The supremum of the $n$th derivative of a holomorphic function is bounded by the $L^1$ norm Let $U\subset \mathbb{C}$ be open, and $A\subset U$ compact. Suppose $n\geq 0$ where $n\in \mathbb{Z}$. Prove that there exists a constant $k$ (allowed to depend on $n$, $A$, and $U$) such that for any function $f$ which holomorphic is on $U$, we have $$\sup_{z\in A}|f^{(n)}(z)|\leq k\iint_{U}|f(z)|\text{d}x\text{d}y.$$
I have attempted to find points where $f^{(n)}$ might be maximized in $A$ and use Cauchy's Integral formula at disc neighorhoods, but this did not yield any fruit. Any and all help would be appreciated.

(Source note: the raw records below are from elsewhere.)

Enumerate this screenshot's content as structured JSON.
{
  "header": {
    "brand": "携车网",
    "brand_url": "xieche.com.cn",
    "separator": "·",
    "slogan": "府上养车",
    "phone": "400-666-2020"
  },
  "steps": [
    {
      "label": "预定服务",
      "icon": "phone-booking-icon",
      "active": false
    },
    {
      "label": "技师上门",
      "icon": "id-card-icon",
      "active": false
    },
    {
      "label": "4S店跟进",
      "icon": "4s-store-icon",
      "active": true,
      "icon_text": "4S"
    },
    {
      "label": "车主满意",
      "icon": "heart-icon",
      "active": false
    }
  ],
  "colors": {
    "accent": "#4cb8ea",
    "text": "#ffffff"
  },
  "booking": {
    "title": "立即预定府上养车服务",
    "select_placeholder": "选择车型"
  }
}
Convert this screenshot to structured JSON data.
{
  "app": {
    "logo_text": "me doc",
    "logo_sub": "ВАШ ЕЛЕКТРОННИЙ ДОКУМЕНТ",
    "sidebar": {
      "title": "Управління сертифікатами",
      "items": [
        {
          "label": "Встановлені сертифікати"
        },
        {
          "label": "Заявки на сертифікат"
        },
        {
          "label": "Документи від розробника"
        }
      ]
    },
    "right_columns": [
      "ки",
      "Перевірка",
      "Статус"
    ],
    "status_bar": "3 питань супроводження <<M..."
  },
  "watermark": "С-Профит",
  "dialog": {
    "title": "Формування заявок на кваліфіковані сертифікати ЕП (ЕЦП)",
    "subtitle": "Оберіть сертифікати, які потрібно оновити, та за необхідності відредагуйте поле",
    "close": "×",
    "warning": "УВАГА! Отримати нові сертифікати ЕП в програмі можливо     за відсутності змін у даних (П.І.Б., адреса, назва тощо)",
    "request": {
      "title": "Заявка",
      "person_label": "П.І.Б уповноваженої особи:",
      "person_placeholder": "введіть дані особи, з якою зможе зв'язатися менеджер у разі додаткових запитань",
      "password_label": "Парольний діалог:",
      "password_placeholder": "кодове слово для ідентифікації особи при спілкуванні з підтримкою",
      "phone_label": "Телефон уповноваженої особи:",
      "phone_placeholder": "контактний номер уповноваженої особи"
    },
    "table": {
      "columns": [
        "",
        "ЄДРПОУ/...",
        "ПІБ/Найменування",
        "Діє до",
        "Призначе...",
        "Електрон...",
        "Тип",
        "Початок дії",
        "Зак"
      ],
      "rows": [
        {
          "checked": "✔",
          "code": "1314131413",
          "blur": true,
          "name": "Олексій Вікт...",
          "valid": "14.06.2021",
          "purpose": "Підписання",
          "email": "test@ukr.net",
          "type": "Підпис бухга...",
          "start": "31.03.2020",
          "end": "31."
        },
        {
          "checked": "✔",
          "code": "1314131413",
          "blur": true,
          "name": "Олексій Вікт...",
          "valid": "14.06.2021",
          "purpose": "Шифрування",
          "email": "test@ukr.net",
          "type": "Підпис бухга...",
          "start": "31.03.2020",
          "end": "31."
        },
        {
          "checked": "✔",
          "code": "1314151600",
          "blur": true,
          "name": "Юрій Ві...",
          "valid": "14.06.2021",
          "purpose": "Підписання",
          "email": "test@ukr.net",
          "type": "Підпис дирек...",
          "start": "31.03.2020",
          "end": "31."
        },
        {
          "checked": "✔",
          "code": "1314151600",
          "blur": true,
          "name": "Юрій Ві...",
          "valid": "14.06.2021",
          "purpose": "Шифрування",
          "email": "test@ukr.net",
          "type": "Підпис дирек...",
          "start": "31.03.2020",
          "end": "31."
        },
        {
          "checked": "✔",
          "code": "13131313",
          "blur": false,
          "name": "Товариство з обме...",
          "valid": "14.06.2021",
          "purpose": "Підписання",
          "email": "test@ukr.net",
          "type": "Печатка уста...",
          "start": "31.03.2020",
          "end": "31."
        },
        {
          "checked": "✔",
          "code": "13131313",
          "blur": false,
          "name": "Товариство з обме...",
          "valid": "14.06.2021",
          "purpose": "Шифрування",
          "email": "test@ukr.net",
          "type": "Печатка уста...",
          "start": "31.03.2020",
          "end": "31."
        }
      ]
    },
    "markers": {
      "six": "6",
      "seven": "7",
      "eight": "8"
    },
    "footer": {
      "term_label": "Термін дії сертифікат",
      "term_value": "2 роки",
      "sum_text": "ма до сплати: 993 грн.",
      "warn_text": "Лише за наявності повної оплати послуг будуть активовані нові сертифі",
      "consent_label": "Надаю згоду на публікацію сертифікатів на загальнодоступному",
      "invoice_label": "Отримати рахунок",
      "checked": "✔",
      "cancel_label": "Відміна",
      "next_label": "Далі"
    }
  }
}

 A: Let $4d>0$ be the distance from $A$ to $\partial U$. By compacity, there are finitely many closed discs of radius $d$ centered at the points of $A$ that cover it, so if we prove the relation required for the part of $A$ in each such disc we are done by taking for $k$ the maximum of all the $k's$ obtained at each disc and of course, it is enough to prove the required relation for the full closed discs of radius $d$ themselves
So wlog we can assume $A=\bar D(w,d)$. But then the disc $\bar D(w,3d) \subset U$, so we can apply Cauchy on each circle of radius $2d \le r \le 3d$ and get:
$f^{(n)}(z) = \frac{n!}{2\pi i}\int_{C_r}\frac{f(\zeta)}{(z-\zeta)^{n+1}}d\zeta$
But now using that $|z-\zeta| \ge d$, we get:
$|f^{(n)}(z)| \le \frac{n!}{2\pi d^{n+1}}\int_{C_r}|f(\zeta)||d\zeta|$ and using $|d\zeta|=rdt$, we can write this as:
$|f^{(n)}(z)| \le \frac{n!}{2\pi d^{n+1}}\int_{0}^{2\pi}|f(\zeta)|rdt$
Integrating this relation from $r=2d$ to $r=3d$ we get:
$|f^{(n)}(z)| \le \frac{n!}{2\pi d^{n+2}}\int_{2d}^{3d}\int_{0}^{2\pi}|f(\zeta)|rdtdr = \frac{n!}{2\pi d^{n+2}}\int_{A_d}|f(z)|dxdy$ where $A_d$ is the annulus centered at $w$ between the circles of radiuses $2d$ and $3d$. Since $A_d \subset U$, obviously $\int_{A_d}|f(z)|dxdy \le \int_U|f(z)|dxdy$ so we get the required relation and we are done!